Rachel Reeves has ruled out hiking income tax on November 26 but will hit us with a “smorgasbord » of smaller levies instead. Arguably, this could be more painful, with tens of millions paying up. Working people will be hit by if she extends the freeze on income tax thresholds to 2030, as expected. Savers and pensioners will be hit by plans to slash the Cash ISA allowance.
Pensions are under threat as Reeves considers cutting pensions tax relief, slicing the annual allowance on pension contributions and scrapping salary sacrifice schemes. The Chancellor will also come after our homes, by hiking council tax or hitting pricier properties with a mansion tax, or both. She may also tighten rules on inheritance tax (IHT) gifting, and even hit families with a double death tax.
Today, when someone dies any capital gains tax (CGT) liability on assets is wiped out. Families just pay IHT. In future, they may pay both.
And that’s on top of paying IHT on unspent pensions, a move announced in last year’s Budget and due to come into force in 2027.
Rachel Reeves is literally taxing us to death – and beyond. Worse, this is only the start.
After hiking taxes by £40billion in last year’s Budget, the biggest raid since 1993, Reeves promised she wouldn’t come back for more. Now she’ll be back for another £30billion at least. I can see three reasons why this won’t be the last big raid. The first is that it will backfire, just like the last one.
In her maiden Budget, Reeves slapped a £25billion jobs tax on British businesses, piling more pressure onto already struggling firms. Unemployment has rocketed. Many businesses have folded. This has killed growth and widened her black hole.
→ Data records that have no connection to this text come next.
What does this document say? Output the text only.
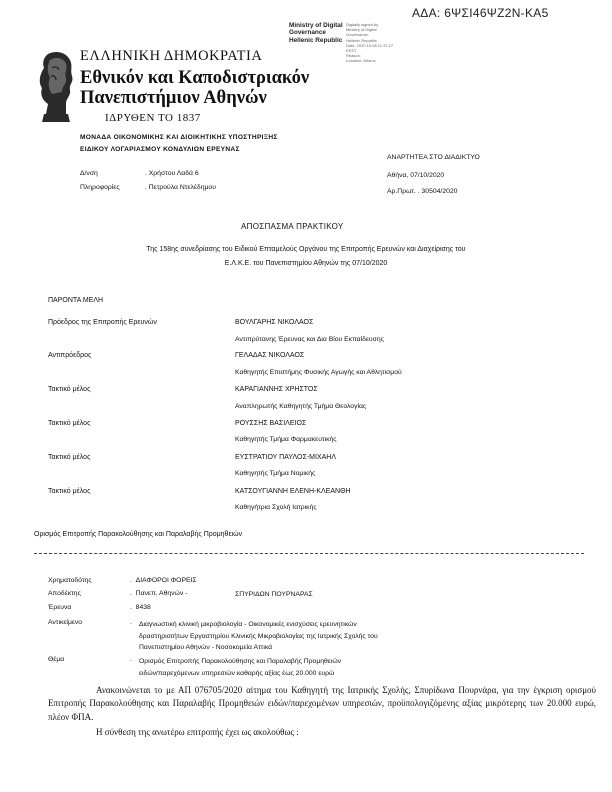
ΑΔΑ: 6ΨΣΙ46ΨΖ2Ν-ΚΑ5
Ministry of Digital
Governance
Hellenic Republic
Digitally signed by
Ministry of Digital
Governance,
Hellenic Republic
Date: 2020.10.08 11:37:27
EEST
Reason:
Location: Athens
ΕΛΛΗΝΙΚΗ ΔΗΜΟΚΡΑΤΙΑ
Εθνικόν και Καποδιστριακόν
Πανεπιστήμιον Αθηνών
ΙΔΡΥΘΕΝ ΤΟ 1837
ΜΟΝΑΔΑ ΟΙΚΟΝΟΜΙΚΗΣ ΚΑΙ ΔΙΟΙΚΗΤΙΚΗΣ ΥΠΟΣΤΗΡΙΞΗΣ
ΕΙΔΙΚΟΥ ΛΟΓΑΡΙΑΣΜΟΥ ΚΟΝΔΥΛΙΩΝ ΕΡΕΥΝΑΣ
ΑΝΑΡΤΗΤΕΑ ΣΤΟ ΔΙΑΔΙΚΤΥΟ
Αθήνα, 07/10/2020
Αρ.Πρωτ. . 30504/2020
Δ/νση	. Χρήστου Λαδά 6
Πληροφορίες	. Πετρούλα Ντελέδημου
ΑΠΟΣΠΑΣΜΑ ΠΡΑΚΤΙΚΟΥ
Της 158ης συνεδρίασης του Ειδικού Επταμελούς Οργάνου της Επιτροπής Ερευνών και Διαχείρισης του
Ε.Λ.Κ.Ε. του Πανεπιστημίου Αθηνών της 07/10/2020
ΠΑΡΟΝΤΑ ΜΕΛΗ
Πρόεδρος της Επιτροπής Ερευνών	ΒΟΥΛΓΑΡΗΣ ΝΙΚΟΛΑΟΣ
Αντιπρύτανης Έρευνας και Δια Βίου Εκπαίδευσης
Αντιπρόεδρος	ΓΕΛΑΔΑΣ ΝΙΚΟΛΑΟΣ
Καθηγητής Επιστήμης Φυσικής Αγωγής και Αθλητισμού
Τακτικό μέλος	ΚΑΡΑΓΙΑΝΝΗΣ ΧΡΗΣΤΟΣ
Αναπληρωτής Καθηγητής Τμήμα Θεολογίας
Τακτικό μέλος	ΡΟΥΣΣΗΣ ΒΑΣΙΛΕΙΟΣ
Καθηγητής Τμήμα Φαρμακευτικής
Τακτικό μέλος	ΕΥΣΤΡΑΤΙΟΥ ΠΑΥΛΟΣ-ΜΙΧΑΗΛ
Καθηγητής Τμήμα Νομικής
Τακτικό μέλος	ΚΑΤΣΟΥΓΙΑΝΝΗ ΕΛΕΝΗ-ΚΛΕΑΝΘΗ
Καθηγήτρια Σχολή Ιατρικής
Ορισμός Επιτροπής Παρακολούθησης και Παραλαβής Προμηθειών
Χρηματοδότης	.  ΔΙΑΦΟΡΟΙ ΦΟΡΕΙΣ
Αποδέκτης	.  Πανεπ. Αθηνών -	ΣΠΥΡΙΔΩΝ ΠΟΥΡΝΑΡΑΣ
Έρευνα	.  8438
Αντικείμενο	. Διαγνωστική κλινική μικροβιολογία - Οικονομικές ενισχύσεις ερευνητικών
δραστηριοτήτων Εργαστηρίου Κλινικής Μικροβιολογίας της Ιατρικής Σχολής του
Πανεπιστημίου Αθηνών - Νοσοκομεία Αττικά
Θέμα	. Ορισμός Επιτροπής Παρακολούθησης και Παραλαβής Προμηθειών
ειδών/παρεχόμενων υπηρεσιών καθαρής αξίας έως 20.000 ευρώ
Ανακοινώνεται το με ΑΠ 076705/2020 αίτημα του Καθηγητή της Ιατρικής Σχολής, Σπυρίδωνα Πουρνάρα, για την έγκριση ορισμού Επιτροπής Παρακολούθησης και Παραλαβής Προμηθειών ειδών/παρεχομένων υπηρεσιών, προϋπολογιζόμενης αξίας μικρότερης των 20.000 ευρώ, πλέον ΦΠΑ.
Η σύνθεση της ανωτέρω επιτροπής έχει ως ακολούθως :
This Budget will accelerate today’s economic exodus as better-off Britons up sticks. Some 257,000 have cleared off in the last year, and more will follow. They’ll take their tax revenues with them, leaving fewer Brits to bear the burden.
Reeves will scare off more entrepreneurs, who won’t see the point of setting up here and working hard when HMRC confiscates their wealth at the end of it. The second reason is even more alarming.
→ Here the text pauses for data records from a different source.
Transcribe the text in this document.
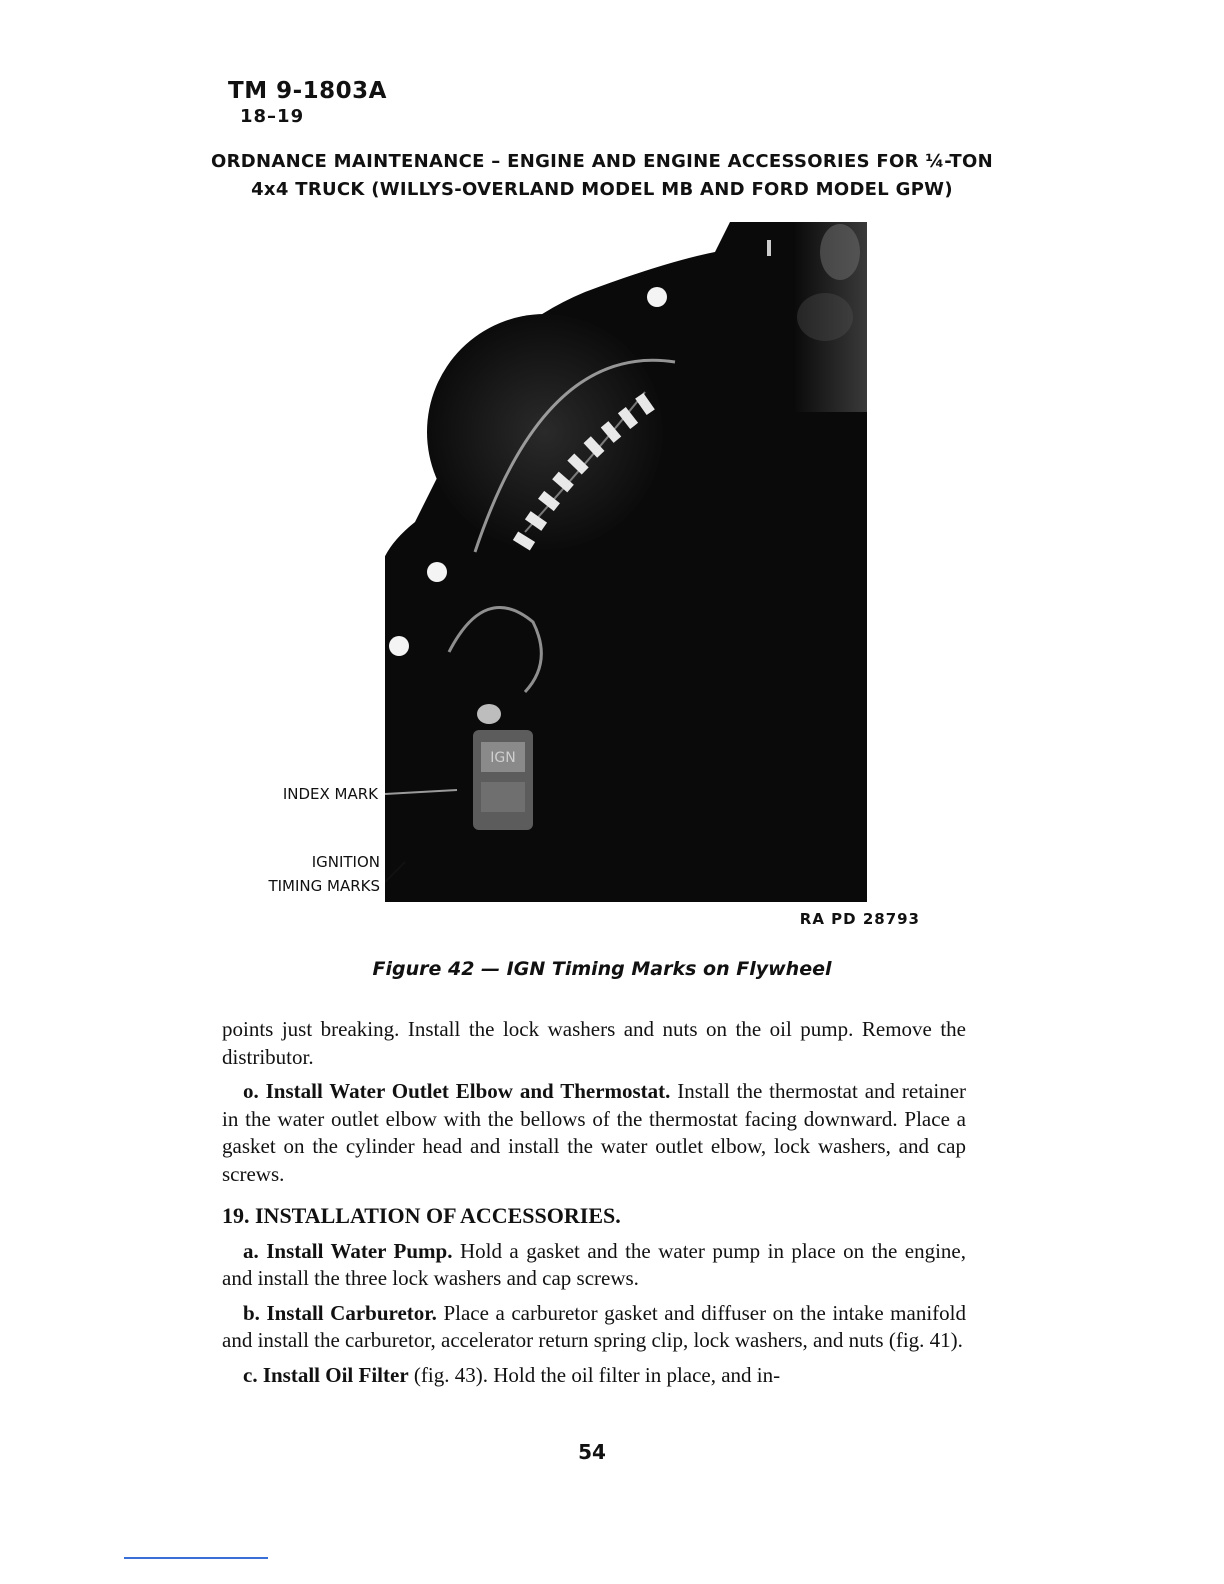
TM 9-1803A
18–19
ORDNANCE MAINTENANCE – ENGINE AND ENGINE ACCESSORIES FOR ¼-TON
4x4 TRUCK (WILLYS-OVERLAND MODEL MB AND FORD MODEL GPW)
IGN
INDEX MARK
IGNITION
TIMING MARKS
RA PD 28793
Figure 42 — IGN Timing Marks on Flywheel

points just breaking. Install the lock washers and nuts on the oil pump. Remove the distributor.

o. Install Water Outlet Elbow and Thermostat. Install the thermostat and retainer in the water outlet elbow with the bellows of the thermostat facing downward. Place a gasket on the cylinder head and install the water outlet elbow, lock washers, and cap screws.

19. INSTALLATION OF ACCESSORIES.

a. Install Water Pump. Hold a gasket and the water pump in place on the engine, and install the three lock washers and cap screws.

b. Install Carburetor. Place a carburetor gasket and diffuser on the intake manifold and install the carburetor, accelerator return spring clip, lock washers, and nuts (fig. 41).

c. Install Oil Filter (fig. 43). Hold the oil filter in place, and in-

54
As the economy slows, unemployment will rise again, especially among the young, many of whom will simply give up job hunting and claim benefits instead.
This means even more Britons will be claiming welfare, on top of the four million who’ve already been signed off for life.
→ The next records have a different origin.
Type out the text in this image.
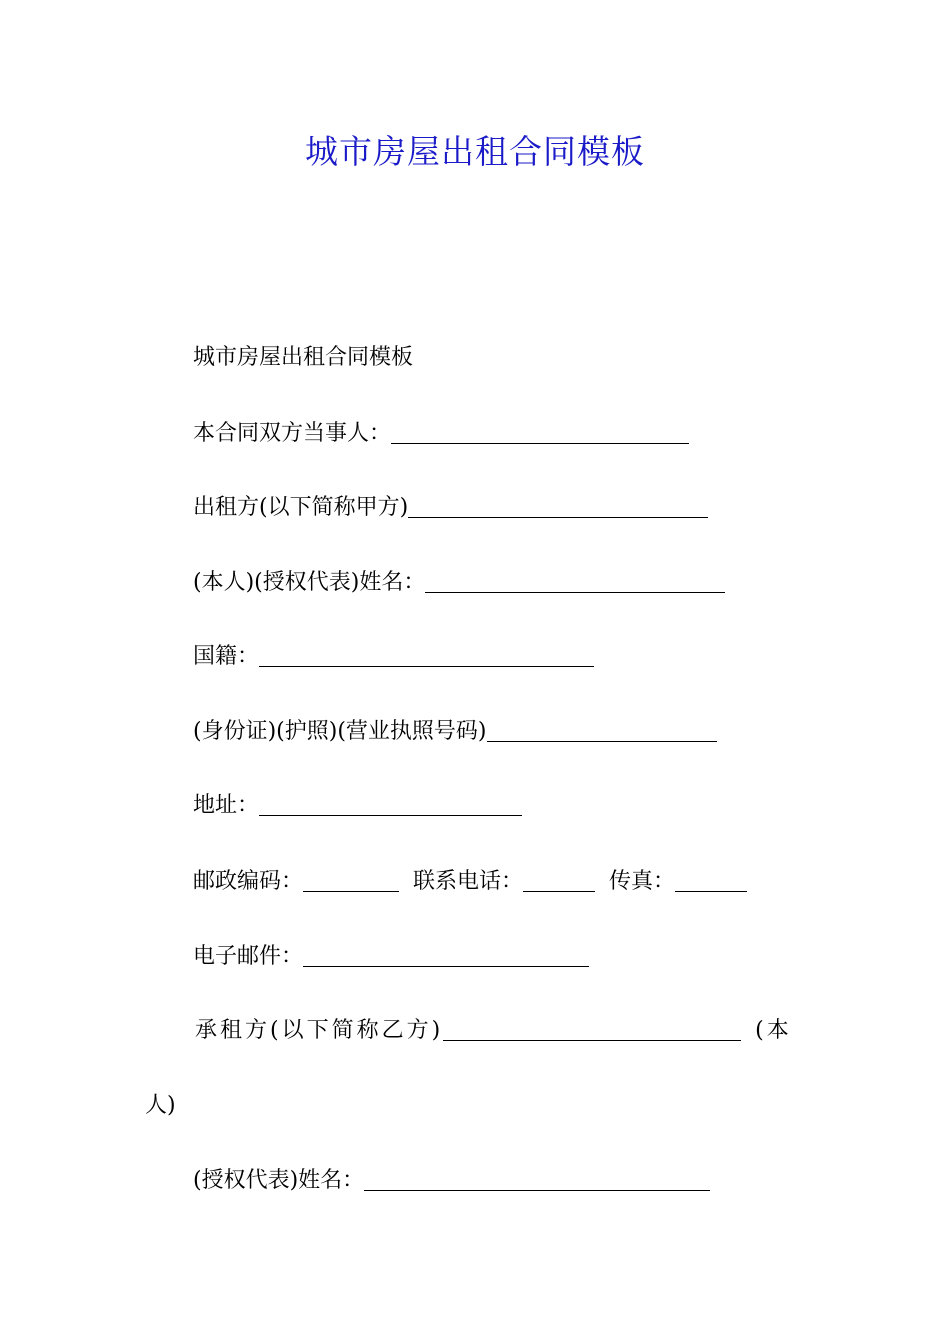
城市房屋出租合同模板
城市房屋出租合同模板
本合同双方当事人：
出租方(以下简称甲方)
(本人)(授权代表)姓名：
国籍：
(身份证)(护照)(营业执照号码)
地址：
邮政编码：	联系电话：	传真：
电子邮件：
承租方(以下简称乙方)	(本
人)
(授权代表)姓名：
Public spending now swallows 45% of the UK’s annual income, up from 33% when Margaret Thatcher stepped down in 1990. As the nation ages and gets sicker, that’s only going to rise unless the government gets a grip – and Labour won’t.
A dwindling number of taxpayers will be called on to plug the gap next year, and the year after, and the year after that.
The third reason is the really rotten one. This tax blitz is ideological. All across the left, from the New Statesman to The Guardian’s Polly Toynbee to wealth tax activists, they’re demanding this.
They want the government to tax more. They want to wage class war on the rich. They want to throw even money at the state, despite its lousy record of spending it effectively.
Reeves will pretend this has been forced by events beyond her control, but that’s rubbish. This is ideological. It’s the plan and it’s working. Labour won’t just tax us to death, it’ll kill the UK economy too.